At the same time, UseNet groups began to fill up with more and more trivia, and those Internet users who would describe themselves as "serious" stopped sending such messages. The upshot was that they and their e-mail addresses could not be traced. To overcome these problems, the engines now encourage people to add their addresses directly. Whenever I meet a new search engine that offers to find me e-mail addresses, I set it three tasks, as all good Grimm's Fairy Tales taskmasters do.
First, I ask if it has heard of me. Usually it hasn't, which is not in the least surprising. How can a machine on the other side of the world be expected to have heard of a woman in Cromarty? Second, I ask the search engine for the e-mail address of a friend who has a high Internet profile. If the friend is not found, the search engine fails.
Those first two tests are not true enquiries at all. I know the answers, and am deliberately putting the engines through their digital paces. A justifiable query would involve searching for someone who may or may not still be alive, whose name you know, whose location you don't, and whose inclination to having an e-mail address you can only surmise. The results of the test also have to be able to be measured. If I hunt for John MacDonald, how can I be assured he is the one I am looking for, and can I be confident he will remember me? Like the best fairy tale, the third and final challenge is the hardest.
It was not so easy for me either.
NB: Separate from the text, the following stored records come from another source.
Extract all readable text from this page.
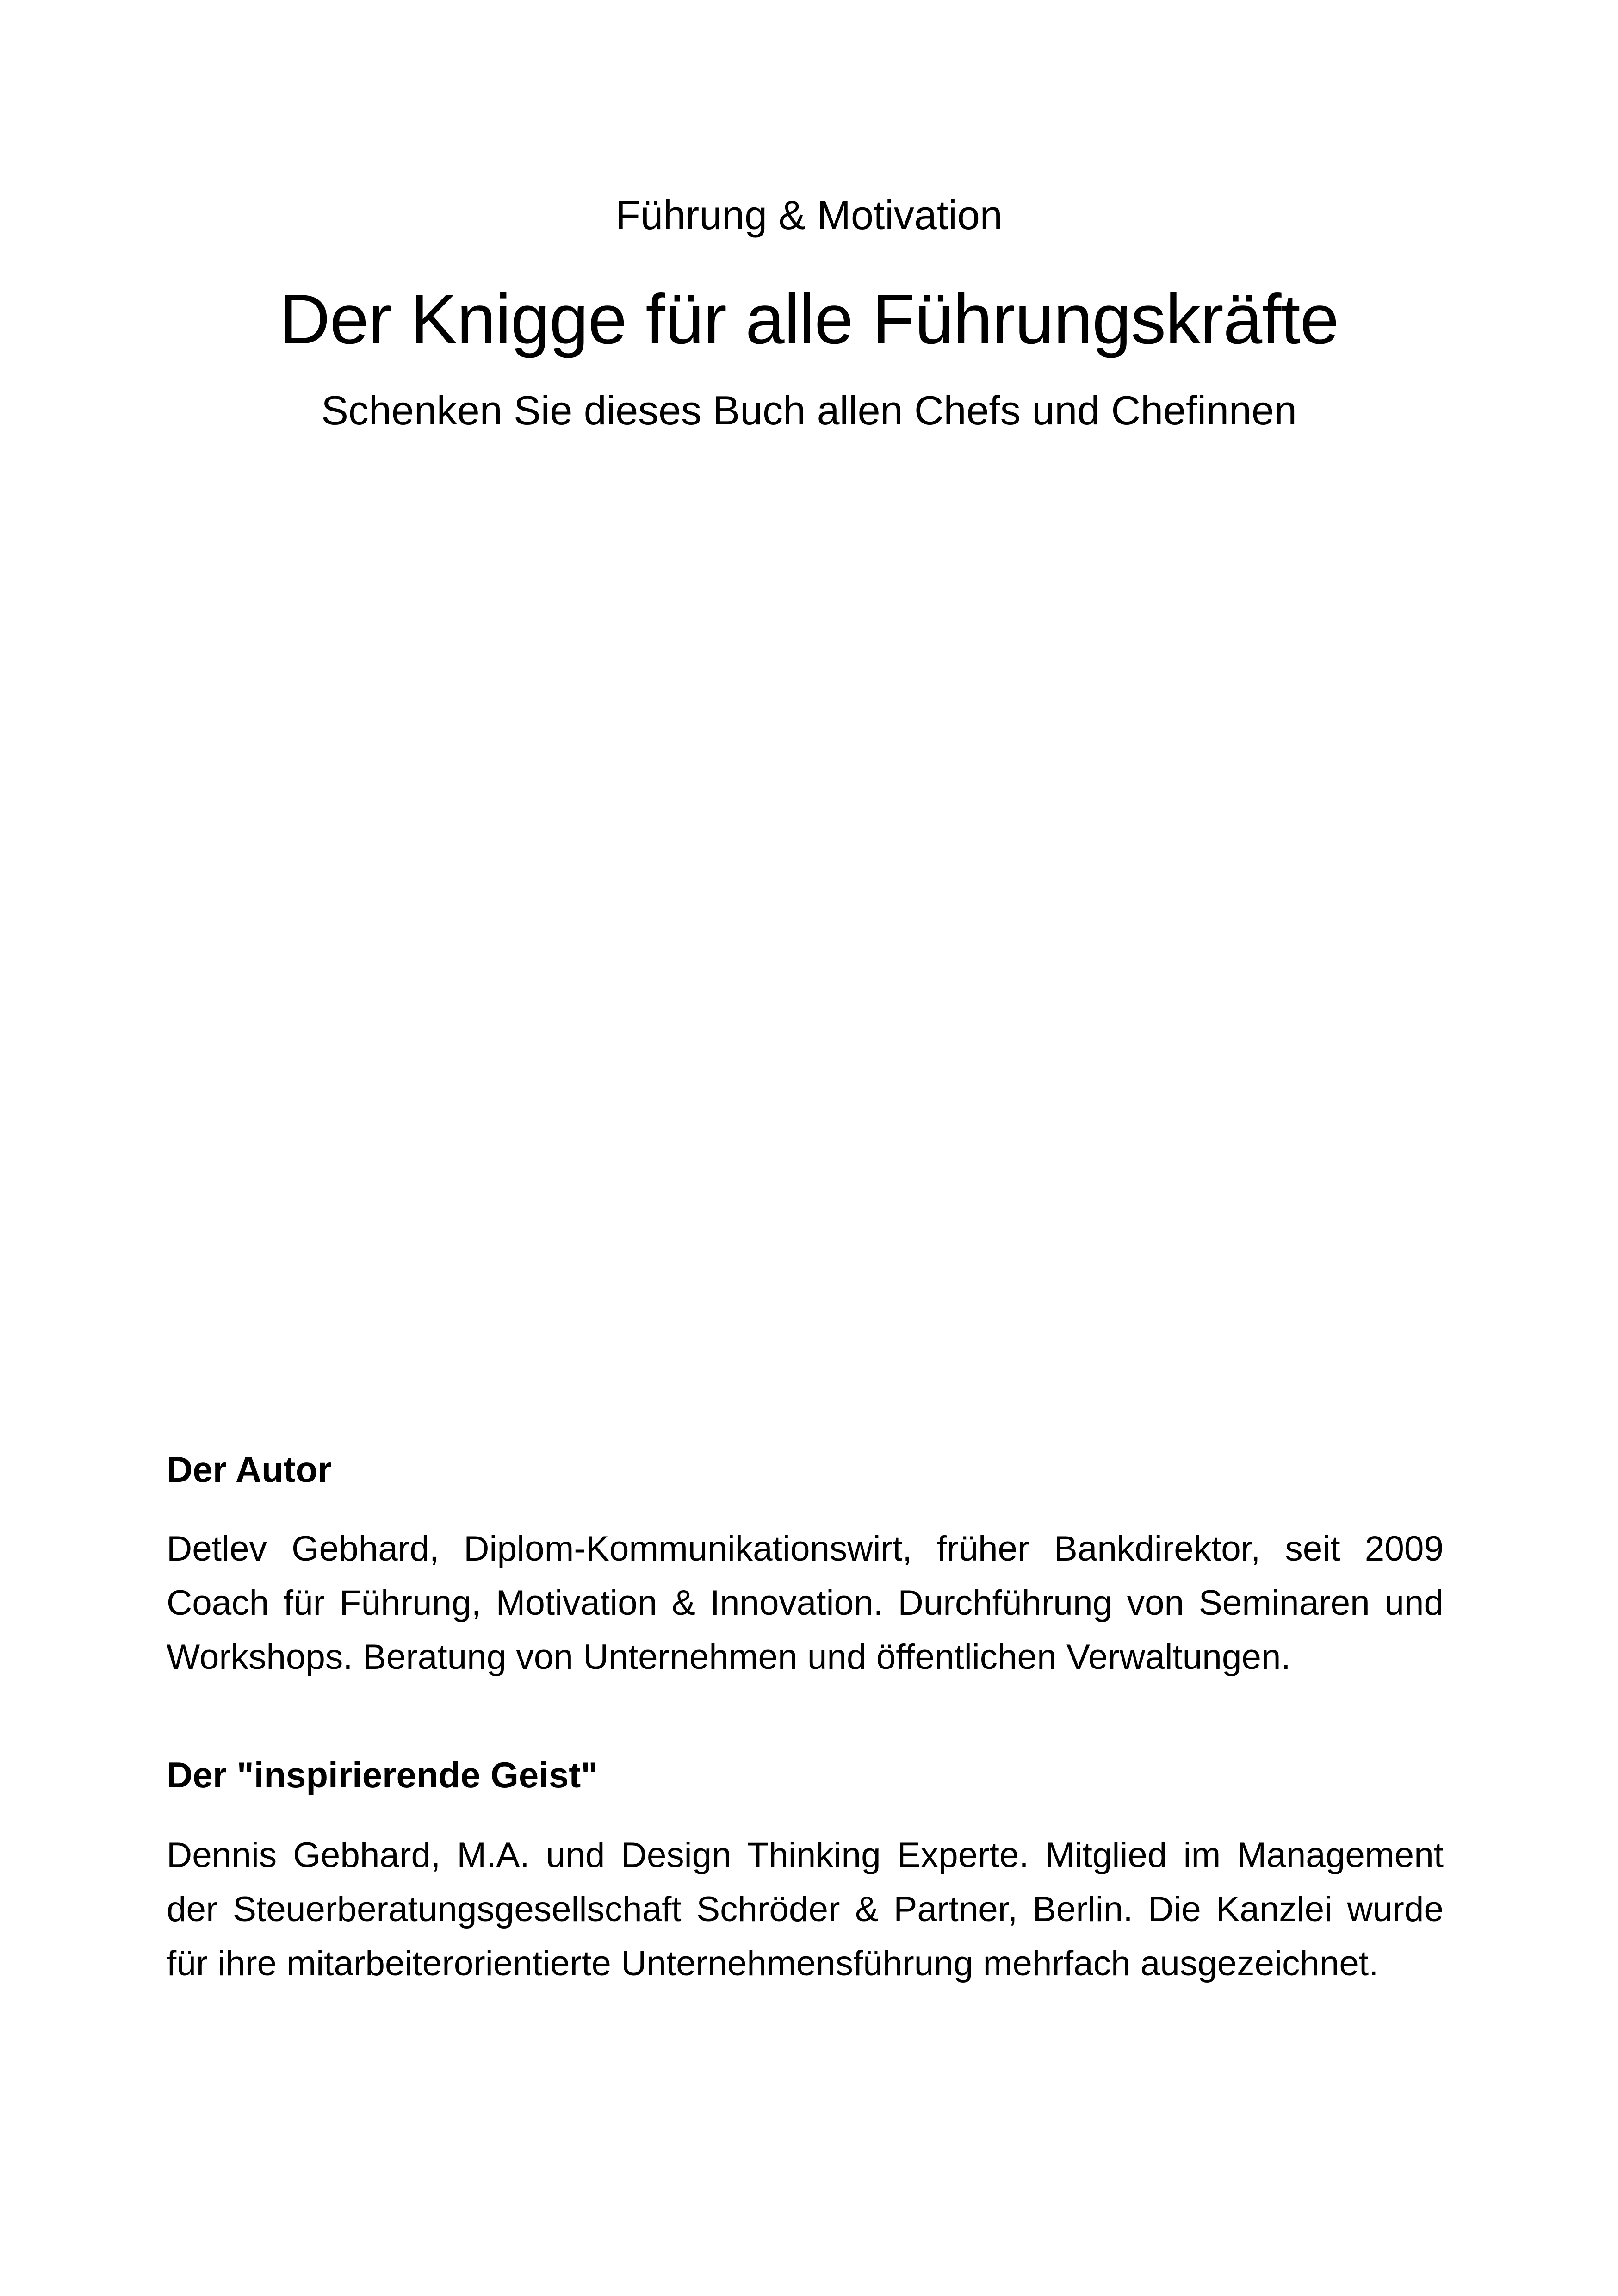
Führung & Motivation

Der Knigge für alle Führungskräfte

Schenken Sie dieses Buch allen Chefs und Chefinnen

Der Autor

Detlev Gebhard, Diplom-Kommunikationswirt, früher Bankdirektor, seit 2009 Coach für Führung, Motivation & Innovation. Durchführung von Seminaren und Workshops. Beratung von Unternehmen und öffentlichen Verwaltungen.

Der "inspirierende Geist"

Dennis Gebhard, M.A. und Design Thinking Experte. Mitglied im Management der Steuerberatungsgesellschaft Schröder & Partner, Berlin. Die Kanzlei wurde für ihre mitarbeiterorientierte Unternehmensführung mehrfach ausgezeichnet.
I had to think of someone who fitted the criteria. And then Dick came to mind. He was a friend in the sixties, he taught on my course at university, and, much more unusually, he supported my first business venture with an unsecured, interest-free loan. Rather than teaching me economics, he helped me learn. I don't think they make many professors like that any more.
We haven't been in contact for more than 20 years, which made him an ideal candidate. Regularly over the past couple of months, I have keyed in his name and just once an e-mail address was spewed back by the search engine. In the spirit of research I mailed the contact, asking if he'd been teaching 30 years ago, and received a reply from a lad who apologised that he hadn't even been born then.
This week, a search engine passed the test. It found me, my Internetty friend, and also produced Dick's e-mail address. I sent off a message to check if it was really him, and from his immediate and quite incredulous reply it was clear he was the original. It's been exciting for both of us. I have been able to look back and consider how his investment in my enterprise affected my views on education, while his main interest has been how the technology made this long lost catching up possible.
No doubt in future we'll keep in touch more than once every 20 years. And then my mind moved from the technical to the educational. Horror of horrors, fear of fears; imagine the implications for teachers the world over. As we all get e-mail accounts, and the search engines become smoother, every one of our students can come back to haunt us; or we them.